When a travel guide calls a town an essential stopover, when you know it is a Unesco World Heritage site, and when your Italian friends plead that you should really see it, there is only one thing you can do. Especially if you then read a claim that it has the best gelato of Italy, which is quite something for a gelato lover like me. So I head out of my base Siracusa one Sunday morning, and drive the half hour to Noto, park, and walk to Corso Vittorio Emanuele, the main street of town. A city with a rich history going back to the 18th century BCE, it has seen a varied array of rulers, like much of Sicily. Its fate was sealed by a devastating earthquake in 1693 (killing half the population); within a week it was decided to build a new city some 16 kilometres to the south. There was resistance against the plan, also because it was devised by a Spanish Sicilian, but building started soon after anyway. Since it was developed and realised in a few decades by a handful of architects and city planners, the town has a remarkable uniformity in style.
This becomes immediately clear when you walk around the streets of Noto.

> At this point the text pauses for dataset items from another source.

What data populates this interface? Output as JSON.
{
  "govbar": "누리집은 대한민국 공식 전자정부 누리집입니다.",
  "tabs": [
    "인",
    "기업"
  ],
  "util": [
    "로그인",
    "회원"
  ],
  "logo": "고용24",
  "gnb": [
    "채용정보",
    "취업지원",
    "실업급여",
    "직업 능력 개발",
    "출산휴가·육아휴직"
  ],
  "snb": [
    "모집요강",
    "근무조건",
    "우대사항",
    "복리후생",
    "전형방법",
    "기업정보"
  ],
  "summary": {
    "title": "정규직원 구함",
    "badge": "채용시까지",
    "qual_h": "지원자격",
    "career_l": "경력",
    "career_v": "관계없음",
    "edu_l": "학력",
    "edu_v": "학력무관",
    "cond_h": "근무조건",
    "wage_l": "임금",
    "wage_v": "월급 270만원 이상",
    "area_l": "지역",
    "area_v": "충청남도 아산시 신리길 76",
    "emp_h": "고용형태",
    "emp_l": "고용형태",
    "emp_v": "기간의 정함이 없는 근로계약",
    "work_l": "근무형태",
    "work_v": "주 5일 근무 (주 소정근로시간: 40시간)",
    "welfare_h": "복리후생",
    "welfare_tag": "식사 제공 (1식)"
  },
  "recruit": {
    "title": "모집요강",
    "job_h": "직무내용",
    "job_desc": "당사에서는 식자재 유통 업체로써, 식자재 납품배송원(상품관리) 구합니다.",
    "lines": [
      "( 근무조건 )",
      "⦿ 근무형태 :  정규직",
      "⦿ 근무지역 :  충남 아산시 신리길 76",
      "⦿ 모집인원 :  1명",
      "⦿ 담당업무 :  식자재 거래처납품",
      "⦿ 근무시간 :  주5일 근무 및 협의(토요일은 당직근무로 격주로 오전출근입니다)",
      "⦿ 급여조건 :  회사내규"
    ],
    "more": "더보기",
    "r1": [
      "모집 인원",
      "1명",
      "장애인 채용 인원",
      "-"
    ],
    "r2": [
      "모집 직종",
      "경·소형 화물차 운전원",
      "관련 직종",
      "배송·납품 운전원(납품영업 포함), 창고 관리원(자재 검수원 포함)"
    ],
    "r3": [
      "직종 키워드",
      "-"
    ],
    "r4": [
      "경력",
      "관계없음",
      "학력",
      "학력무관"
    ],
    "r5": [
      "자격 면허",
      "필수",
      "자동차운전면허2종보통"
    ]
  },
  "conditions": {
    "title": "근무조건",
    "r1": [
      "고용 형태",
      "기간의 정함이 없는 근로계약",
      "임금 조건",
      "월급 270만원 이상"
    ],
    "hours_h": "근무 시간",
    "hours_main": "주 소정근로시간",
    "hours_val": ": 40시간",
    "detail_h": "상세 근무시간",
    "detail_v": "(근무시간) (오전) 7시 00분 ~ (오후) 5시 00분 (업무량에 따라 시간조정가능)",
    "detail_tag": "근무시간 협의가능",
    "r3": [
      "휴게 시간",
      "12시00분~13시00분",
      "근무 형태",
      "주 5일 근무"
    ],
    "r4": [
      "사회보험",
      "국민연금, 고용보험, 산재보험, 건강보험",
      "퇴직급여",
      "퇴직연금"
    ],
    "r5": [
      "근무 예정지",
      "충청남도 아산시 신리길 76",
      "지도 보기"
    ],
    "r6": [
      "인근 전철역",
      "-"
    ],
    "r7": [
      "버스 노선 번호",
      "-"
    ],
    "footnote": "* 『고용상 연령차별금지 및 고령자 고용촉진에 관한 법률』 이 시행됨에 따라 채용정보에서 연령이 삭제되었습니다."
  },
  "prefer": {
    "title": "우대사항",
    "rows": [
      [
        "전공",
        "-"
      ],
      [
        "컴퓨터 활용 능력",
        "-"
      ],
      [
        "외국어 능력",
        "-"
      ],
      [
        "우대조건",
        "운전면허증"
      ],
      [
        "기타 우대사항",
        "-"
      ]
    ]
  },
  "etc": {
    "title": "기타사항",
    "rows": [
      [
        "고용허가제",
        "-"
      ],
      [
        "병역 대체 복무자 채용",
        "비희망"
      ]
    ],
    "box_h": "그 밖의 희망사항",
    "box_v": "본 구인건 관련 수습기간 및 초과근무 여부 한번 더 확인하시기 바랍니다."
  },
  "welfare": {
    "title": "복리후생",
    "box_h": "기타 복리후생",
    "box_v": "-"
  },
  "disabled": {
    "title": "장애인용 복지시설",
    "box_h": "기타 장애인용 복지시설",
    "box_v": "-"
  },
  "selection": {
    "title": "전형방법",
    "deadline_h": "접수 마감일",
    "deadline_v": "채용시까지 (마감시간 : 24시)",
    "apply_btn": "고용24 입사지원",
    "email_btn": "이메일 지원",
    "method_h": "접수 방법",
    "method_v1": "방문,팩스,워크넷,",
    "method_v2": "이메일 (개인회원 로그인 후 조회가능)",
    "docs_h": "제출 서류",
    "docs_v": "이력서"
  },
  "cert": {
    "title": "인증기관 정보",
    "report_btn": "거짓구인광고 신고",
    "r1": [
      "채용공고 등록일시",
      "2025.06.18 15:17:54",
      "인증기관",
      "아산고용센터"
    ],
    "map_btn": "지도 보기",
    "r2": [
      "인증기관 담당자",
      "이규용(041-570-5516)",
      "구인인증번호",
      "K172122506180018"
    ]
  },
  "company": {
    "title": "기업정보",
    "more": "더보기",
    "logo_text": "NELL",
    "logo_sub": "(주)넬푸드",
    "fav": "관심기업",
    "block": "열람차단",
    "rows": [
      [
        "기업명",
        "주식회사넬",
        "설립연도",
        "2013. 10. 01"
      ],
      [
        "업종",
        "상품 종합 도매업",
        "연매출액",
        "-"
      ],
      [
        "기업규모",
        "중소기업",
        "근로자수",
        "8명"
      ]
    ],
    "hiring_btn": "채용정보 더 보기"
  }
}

A perfect grid of streets, with buildings constructed of Iblean limestone in Sicilian baroque style, makes for a coherent image for the visitor. The north-south streets run uphill towards the north, while the east-west streets are more or less level, thus creating a nice effect of altitude difference. I start my exploration at the west side, and soon after walking down Corso Vittorio Emanuele, I stop frequently to admire various churches, piazzas, and palaces. I soon some close to what is supposed to be one of the best gelaterie of Italy, but find it closed; fortunately, the other contender is around the corner and I have a very delicious gelato giving me some added energy for the rest of my walking tour of the city. It is a Sunday, to the cathedral has a continuous going and coming of people, and I walk the street to the New Gate, Porta Reale, which has a pelican, a dog, and a tower sculpted on top: the symbols of sacrifice, loyalty, and strength, showing the allegiance of the city to the Bourbon monarchy. I turn around, and after a few blocks, turn right, walking uphill.
Immediately after leaving Corso Vittorio Emanuele behind, I am almost alone in the streets of Noto. There are more palaces here, the Montevergine church, and in the street running down from it, the Palazzo Nicolaci di Villadorata. I immediately see this is a prominent building, with remarkable sculpted figures under its balconies, and I spend a while walking up and down the street to enjoy the lavish palace, with lions, galloping horses, women and cherubs supporting the iron-barred balconies above their heads. I then walk up the decorated stairs to the higher part of Noto, where I find regular houses, still more palaces, and churches. The style is still congruent with what I have seen so far. I walk down on the west side again, back to the main street, where most visitors have already disappeared. I cannot resist going back to the gelato shop for another try at their godly creations, before I cruise the streets, back to my car.
Around the World in 80 Clicks
Personal travel impressions both in words and images from Noto (Italy). Clicking on the pictures enlarges them and enables you to send the picture as a free e-card or download it for personal use, for instance, on your weblog. Or click on the map above to visit more places close to Noto. Read more about this site.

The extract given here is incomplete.